Something for the FAQ?

Here are a couple of reasons why your scan may be very slow:
1) very busy network
2) firewalled targets
3) limitation of ICMP rate

(3) will not slow down the TCP scan, only UDP.
(1) & (2) may slow down any scan. IMHO scanning a firewall target is
not very wise.

You have several solution:
a) limit the port range.
b) only scan TCP ports
c) use SNMP
d) Upload a nmap output

(a) is probably not a good idea, as you may miss some services.

(b) is better, as most services run on top of TCP. 
You may mix a full TCP port scan with a short UDP scan by selecting
two scanners, nmap & nmap TCP scan, and setting the "fast scan" option
in nmap. So, nmap will ignore the port range and only scan what is in
its services file, while the TCP scanner will test the full range.
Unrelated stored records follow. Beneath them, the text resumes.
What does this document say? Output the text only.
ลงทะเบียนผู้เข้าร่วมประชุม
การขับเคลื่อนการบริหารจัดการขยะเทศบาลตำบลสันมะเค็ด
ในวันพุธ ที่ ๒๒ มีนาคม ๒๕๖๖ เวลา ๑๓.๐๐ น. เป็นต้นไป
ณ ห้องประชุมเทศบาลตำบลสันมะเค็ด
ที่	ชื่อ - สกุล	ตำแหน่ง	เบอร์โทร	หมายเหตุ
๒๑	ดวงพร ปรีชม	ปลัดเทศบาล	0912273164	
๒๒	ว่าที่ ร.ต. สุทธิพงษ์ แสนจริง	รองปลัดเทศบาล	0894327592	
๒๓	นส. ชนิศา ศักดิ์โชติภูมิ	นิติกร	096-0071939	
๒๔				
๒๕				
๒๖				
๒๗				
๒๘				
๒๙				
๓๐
(c) only works against badly configured target: a snmpwalk may give
you the open ports. I just wrote a snmpwalk wrapper plugin that does
this (I send the source code on the plugins-writers list).
If it works, it is very quick, but I would not recommand you to
install a SNMP agent just to be able to scan your machines! 
Maybe pen-testers will use this??

(d) is the best solution. In 1.1.x, Nessus can read a nmap output
file.
So, if you need to run Nessus several times, you're only run nmap
once.

The simplest and slowest way to get this file is to run nmap:
nmap -oN output_file -sT -sU -O .... target1 target2 ...

To speed this up, you may run nmap locally on your targets, edit the
files to change localhost to the external name & IP, then concatenate
them and feed the full report into Nessus.

Another trick is to generate it from someother source, e.g. netstat
nessus-tools/contrib/netstat2nmap.pl does this.

You need to get the open "inet" ports, in numbers (no symbolic name,
e.g."telnet" instead of 23). The command varies. 
It may be "netstat -a -n" or "netstat -a -n --inet" or 
"netstat -a -n -AF inet" ...
Save each result to a file that has the same name as the machine. This
is IMPORTANT! netstat2nmap.pl uses the file name to know the origin of
the information. The directory does not matter.